Should I be here? I’m not sure. Yet I follow our guide, Rita, from burned house to burned house in Kibbutz Nir Oz. The kibbutz where one out of every four residents was either murdered or kidnapped to Gaza on Oct. 7. Like the Bibas family. And like Oded Lifschitz, Rita’s father-in-law. 

 I am stepping into houses where people were slaughtered. What in the world am I doing here, trespassing, however respectfully, on their horrors? 

I’m here because I need to remember them, as individuals. I used to remember every terrorist attack, read about every victim. How can we do that when 1,200 were murdered in one day? 

I’m with a tour of Otef Yisrael (I don’t use “Gaza Envelope”) run by the nonprofit Israel Defense and Security Forum. Although Otef settlements are closed to the public, as they should be, we have permission to spend over an hour walking the grounds of Kibbutz Nir Oz. Once the security team opens their yellow steel gates, you are a guest in their home. 

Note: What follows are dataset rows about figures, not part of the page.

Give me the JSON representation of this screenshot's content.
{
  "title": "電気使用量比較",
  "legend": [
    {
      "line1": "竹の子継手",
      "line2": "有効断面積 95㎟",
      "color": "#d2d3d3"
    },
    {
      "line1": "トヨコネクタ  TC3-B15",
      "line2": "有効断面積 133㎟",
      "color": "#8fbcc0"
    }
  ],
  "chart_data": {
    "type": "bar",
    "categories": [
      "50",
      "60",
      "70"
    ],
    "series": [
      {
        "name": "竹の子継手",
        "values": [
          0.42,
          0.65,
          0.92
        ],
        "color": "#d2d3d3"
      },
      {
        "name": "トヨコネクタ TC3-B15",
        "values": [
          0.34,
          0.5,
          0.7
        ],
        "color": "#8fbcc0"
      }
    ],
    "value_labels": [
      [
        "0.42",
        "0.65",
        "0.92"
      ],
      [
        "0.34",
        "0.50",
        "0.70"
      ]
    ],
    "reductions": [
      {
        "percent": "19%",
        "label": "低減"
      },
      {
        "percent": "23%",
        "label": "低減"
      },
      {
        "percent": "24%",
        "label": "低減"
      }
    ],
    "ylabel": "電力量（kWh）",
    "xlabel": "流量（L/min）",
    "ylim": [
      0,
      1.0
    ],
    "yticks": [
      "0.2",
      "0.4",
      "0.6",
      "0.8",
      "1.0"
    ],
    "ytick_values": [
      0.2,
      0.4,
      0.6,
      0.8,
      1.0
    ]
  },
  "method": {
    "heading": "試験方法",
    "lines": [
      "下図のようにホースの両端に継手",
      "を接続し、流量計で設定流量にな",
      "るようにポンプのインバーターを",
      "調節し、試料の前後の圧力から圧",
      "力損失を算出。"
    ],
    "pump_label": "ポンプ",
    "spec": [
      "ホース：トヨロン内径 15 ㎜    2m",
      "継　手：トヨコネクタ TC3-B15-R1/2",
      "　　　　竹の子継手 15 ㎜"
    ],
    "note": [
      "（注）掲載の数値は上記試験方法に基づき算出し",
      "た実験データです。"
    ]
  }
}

We step over the door frame, careful not to trip over broken steel frames and electrical wires. We duck here and there to avoid metal infrastructure rods hanging from the ceiling or a broken chair, a sofa or the remains of Oded’s piano. Rita holds up pre-Hamas pictures of the house. “Over there is the piano Oded loved to play,” she says. I look behind me. I see an odd-shaped metal skeletal something. That was a piano?

Steel support beams are twisted sculptures, rusted or blackened. A maze to be navigated. I want to touch them and the ashes on the windowsills. Pieces of cement walls are strewn around like an artist’s final touch. But I don’t. They are sacred. 

I take a here and now moment in front of the Bibas family home. A white rocking horse rests against a tree. Overturned flowerpots, the familiar posters of the once-anonymous, normal family that lived there. Their pergola is untouched. A large poster of Shiri and Kfir is placed on a lounge chair. Children’s plastic chairs are stacked up. 

Rita brings the victims to life with their stories, their hobbies, their loves. Then they are gone: 

“He was murdered in the safe room.” 

And we see his spattered blood on the floor and walls. 

“This one was kidnapped to Gaza and murdered there.” 

She repeats these phrases. She is living her trauma as the words pour out, steady and powerful. A recording, yet live. Her face tightens, muscles scrunching with the weight of her words that reverberate around blackened, cracked walls.

“Kidnapped on Oct. 7.”

“Murdered on Oct. 7.” 

Her soul is screaming: 

“Do you get it? They are dead! We lost 25% of our kibbutz.” 

But she isn’t screaming. The tone is dead level.  And I’m trying to get it. I’ve been trying to get it for 18 months. 

And I’ve also been trying to get the enormity of the loss suffered at the Nova festival, our next stop. I stand on the spot where a family friend and 17 others were burned alive when Nukhba terrorists fired an RPG at the ambulance where they had taken refuge. I find her poster. Then I weave my way among the posts displaying more pictures and stories of the victims. Some posts are encircled by a low perimeter fence, creating a space for personal items like flowers, memorial candles and Israeli flags. I can’t read, comprehend and internalize over 370 stories of these individuals who must be remembered. As a people, we are trying. The site has over 7,000 visitors daily. We need to feel their lives, not the loss.

Soon it will be Memorial Day. We have ceremonies for fallen soldiers and, since 1998, a separate one for civilian victims of terror. Now, do we add one for the victims of Oct. 7? Does it matter? I just need to connect.

I won’t remember all the names. But I have touched the earth where they lived, danced and died. The dust and ashes have touched my skin. Sometimes this is the best we can do to keep memories alive.


Galia Miller Sprung moved to Israel from Southern California in 1970 to become a pioneer farmer and today she is a writer and editor.